Another factor that's been involved in this delay links to my reading of the Ian Bell biography of Bob Dylan I mentioned earlier this month. I completed it a couple of weeks ago - or, rather, I completed the first volume, the only one I've got, of the full two-volume biography - and my reading of it resulted in my doing a lot of thinking about biographies in general. Unfortunately the thinking I did, and, I suppose, am still doing, is not of the clear and lucid variety that makes for the well-balanced mind, but is of the impressively hazy kind with which I so often baffle myself. And this muddlement (my coinage, don't look it up) factored into my hesitation over the Brahms bio, despite the author's impressive clarity as to what he's doing writing the thing in his introductory pages.
Basically, whilst I read Bell's book with gusto and a sense of learning something about the Bobster, at times I felt something close to guilt about my intrusion into the great man's life via the rather gossipy content (but, then, what biography isn't simply a kind of heightened form of gossip when all is said and done?) and even more frequently a distinct sense of irritation manifested itself upon my reading some of Bell's more superficial judgements upon Dylan's work.
Bell is obviously a pretty intelligent bloke but he suffers from the syndrome that plagues, indeed almost defines writers who see themselves as 'critics' of various genres of popular music: he cannot stop himself, perhaps even sees his function as, standing in judgement over the work of the subject he seeks to anatomise, failing to recognise that what he is doing is nothing more than a kind of parasitical growth feeding on that subject's creativity. Almost as a matter of routine he evaluates each album, often picking his hits and misses therefrom. But what's the point of telling the reader that Ballad in Plain D is some kind of disaster of a song that presumably he thinks Dylan should never have written?
Indeed, it becomes clear after the first half of his book, which actually has got some genuinely interesting and insightful stuff on Dylan's youth, that we're going to get the life of the artist sequenced through the albums, as if they somehow constitute the life. In the case of Dylan this is particularly off the point, of course, since even in his earliest days the albums were not central to how he saw his work, paradoxical as that may sound.

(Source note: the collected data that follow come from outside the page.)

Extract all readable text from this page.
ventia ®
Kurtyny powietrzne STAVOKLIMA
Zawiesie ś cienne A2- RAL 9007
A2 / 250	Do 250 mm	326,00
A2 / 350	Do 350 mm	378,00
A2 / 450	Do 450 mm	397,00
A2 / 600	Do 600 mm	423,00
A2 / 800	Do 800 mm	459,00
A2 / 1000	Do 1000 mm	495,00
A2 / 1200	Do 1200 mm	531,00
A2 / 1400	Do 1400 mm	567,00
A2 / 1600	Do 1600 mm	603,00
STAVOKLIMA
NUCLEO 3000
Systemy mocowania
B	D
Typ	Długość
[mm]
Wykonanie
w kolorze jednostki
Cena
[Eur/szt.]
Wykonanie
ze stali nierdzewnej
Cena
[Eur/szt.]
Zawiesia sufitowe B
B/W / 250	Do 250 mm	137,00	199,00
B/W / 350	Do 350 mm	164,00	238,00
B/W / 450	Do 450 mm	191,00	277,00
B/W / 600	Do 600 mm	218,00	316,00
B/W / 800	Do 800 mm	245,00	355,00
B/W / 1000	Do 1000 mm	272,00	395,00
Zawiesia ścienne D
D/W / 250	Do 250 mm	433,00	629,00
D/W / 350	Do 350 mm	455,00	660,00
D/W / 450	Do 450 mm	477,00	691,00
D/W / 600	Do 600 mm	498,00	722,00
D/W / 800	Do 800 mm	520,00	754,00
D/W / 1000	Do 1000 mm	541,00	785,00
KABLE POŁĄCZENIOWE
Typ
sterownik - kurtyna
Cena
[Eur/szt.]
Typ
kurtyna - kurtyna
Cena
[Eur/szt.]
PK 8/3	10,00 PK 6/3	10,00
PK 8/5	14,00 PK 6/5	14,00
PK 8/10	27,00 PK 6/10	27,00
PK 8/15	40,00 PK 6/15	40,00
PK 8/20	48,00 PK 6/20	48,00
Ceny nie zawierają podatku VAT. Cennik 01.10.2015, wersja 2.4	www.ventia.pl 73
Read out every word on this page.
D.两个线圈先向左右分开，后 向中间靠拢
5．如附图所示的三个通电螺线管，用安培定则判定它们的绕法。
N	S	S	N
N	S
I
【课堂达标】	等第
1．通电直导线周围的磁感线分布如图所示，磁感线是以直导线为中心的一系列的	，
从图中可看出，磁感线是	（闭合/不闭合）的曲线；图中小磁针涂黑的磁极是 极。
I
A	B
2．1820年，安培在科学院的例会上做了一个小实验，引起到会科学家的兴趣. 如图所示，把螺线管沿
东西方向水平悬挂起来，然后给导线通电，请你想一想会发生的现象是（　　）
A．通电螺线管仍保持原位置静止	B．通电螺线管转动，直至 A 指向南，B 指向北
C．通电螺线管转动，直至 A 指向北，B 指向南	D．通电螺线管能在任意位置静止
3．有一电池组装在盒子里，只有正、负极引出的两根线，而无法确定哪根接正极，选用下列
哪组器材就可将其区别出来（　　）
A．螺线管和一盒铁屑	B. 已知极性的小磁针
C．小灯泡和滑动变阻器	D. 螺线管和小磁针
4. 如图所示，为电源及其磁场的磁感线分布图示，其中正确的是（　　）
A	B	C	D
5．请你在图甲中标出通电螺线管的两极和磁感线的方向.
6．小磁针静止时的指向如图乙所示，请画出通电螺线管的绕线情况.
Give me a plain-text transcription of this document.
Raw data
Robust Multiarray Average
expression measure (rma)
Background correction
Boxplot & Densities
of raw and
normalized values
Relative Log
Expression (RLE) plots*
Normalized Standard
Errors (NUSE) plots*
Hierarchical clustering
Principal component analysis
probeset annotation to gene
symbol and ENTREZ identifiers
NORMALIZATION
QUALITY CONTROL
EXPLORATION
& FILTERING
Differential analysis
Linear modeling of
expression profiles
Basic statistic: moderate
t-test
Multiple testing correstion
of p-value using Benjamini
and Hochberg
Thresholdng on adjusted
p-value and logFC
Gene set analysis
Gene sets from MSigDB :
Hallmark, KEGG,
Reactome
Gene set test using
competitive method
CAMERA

So now I'm thinking, in my confused way, that I just might not pick up the second volume of Bell's work (but, then again, I probably will) and that maybe biography in general is such a sullen art that a sensible reader ought to bypass it completely (but, of course, that's not going to happen in my case) and that Mr Swafford may resolve these dilemmas for me and I've really got to get round to picking up his Johannes Brahms pronto.